Era uno de esos días malos que invitaban a mostrar mi mejor cara, como decía el refrán: «Al mal tiempo, buena cara»… La mía reflejaba que podía practicar uno de mis deportes preferidos, el surf.
Creo que antes no os lo había comentado, en mi tiempo libre y, sobre todo, cuando las condiciones climatológicas invitan a ello me gusta hacer surf. Es un deporte que nació hace más de 500 años en las islas de la Polinesia, como medio para transportar objetos entre islas impulsándose con la fuerza de las olas. El surf del siglo XX se hizo popular especialmente en la Isla de Hawaii, en la costa de California y en Australia.

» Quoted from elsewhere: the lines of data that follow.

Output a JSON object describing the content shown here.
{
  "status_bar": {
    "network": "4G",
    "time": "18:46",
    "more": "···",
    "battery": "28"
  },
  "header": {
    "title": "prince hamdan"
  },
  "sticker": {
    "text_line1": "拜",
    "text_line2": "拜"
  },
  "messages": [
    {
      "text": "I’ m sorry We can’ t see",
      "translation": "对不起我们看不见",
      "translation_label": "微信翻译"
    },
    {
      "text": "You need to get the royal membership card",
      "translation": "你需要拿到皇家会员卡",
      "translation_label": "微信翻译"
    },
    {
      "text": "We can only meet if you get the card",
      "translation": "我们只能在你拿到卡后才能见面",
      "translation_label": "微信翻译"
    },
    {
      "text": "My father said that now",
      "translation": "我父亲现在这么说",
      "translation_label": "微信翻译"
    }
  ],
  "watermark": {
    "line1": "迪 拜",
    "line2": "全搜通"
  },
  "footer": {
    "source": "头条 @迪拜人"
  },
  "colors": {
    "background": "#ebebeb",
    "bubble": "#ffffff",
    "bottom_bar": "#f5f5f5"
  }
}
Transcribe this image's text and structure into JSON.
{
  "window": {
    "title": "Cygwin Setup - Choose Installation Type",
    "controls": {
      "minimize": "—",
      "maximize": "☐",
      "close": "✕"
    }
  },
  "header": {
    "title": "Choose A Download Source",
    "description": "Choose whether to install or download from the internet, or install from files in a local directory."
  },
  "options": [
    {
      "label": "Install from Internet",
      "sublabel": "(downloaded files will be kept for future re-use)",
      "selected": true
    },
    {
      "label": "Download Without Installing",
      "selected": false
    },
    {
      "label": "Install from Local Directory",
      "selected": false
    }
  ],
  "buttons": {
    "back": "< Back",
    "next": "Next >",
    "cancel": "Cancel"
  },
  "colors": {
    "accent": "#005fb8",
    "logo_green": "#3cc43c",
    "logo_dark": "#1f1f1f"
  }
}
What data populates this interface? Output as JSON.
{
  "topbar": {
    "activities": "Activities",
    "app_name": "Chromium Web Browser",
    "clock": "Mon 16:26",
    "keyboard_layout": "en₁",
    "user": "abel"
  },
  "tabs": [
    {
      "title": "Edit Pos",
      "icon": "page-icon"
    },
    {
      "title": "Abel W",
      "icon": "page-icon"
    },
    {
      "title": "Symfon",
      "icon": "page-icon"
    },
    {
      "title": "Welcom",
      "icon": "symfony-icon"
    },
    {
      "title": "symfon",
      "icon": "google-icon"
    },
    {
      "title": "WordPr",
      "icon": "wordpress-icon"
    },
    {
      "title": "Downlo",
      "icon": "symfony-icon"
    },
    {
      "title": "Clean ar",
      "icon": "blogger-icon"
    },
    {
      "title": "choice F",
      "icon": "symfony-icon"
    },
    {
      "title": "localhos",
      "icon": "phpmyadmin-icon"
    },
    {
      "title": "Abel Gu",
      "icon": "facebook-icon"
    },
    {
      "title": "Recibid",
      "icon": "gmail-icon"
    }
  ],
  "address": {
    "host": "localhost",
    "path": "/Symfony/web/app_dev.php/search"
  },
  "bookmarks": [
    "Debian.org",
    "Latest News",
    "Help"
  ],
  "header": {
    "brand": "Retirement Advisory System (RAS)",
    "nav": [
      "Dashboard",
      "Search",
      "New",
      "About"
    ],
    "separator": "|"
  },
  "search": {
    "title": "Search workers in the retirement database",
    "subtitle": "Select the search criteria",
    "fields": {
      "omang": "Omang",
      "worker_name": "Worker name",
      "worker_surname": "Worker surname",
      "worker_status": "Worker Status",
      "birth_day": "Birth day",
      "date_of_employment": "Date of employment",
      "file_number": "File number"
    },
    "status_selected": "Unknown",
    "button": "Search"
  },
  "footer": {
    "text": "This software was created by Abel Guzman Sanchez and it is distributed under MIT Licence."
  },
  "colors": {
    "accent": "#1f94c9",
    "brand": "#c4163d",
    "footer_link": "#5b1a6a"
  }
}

Quizá pueda parecer demasiado sencillo visto desde la orilla, y lo es, lo más complicado es empezar. Con el tiempo lo que te hace verlo sencillo es la constancia. El surf es vida. Algún día deberíais practicarlo, deberíais vivir… Son inexplicables las emociones y sensaciones que puedes llegar a experimentar en una simple jornada de surf. A veces, necesito evadirme de todo y disfrutar de ellas.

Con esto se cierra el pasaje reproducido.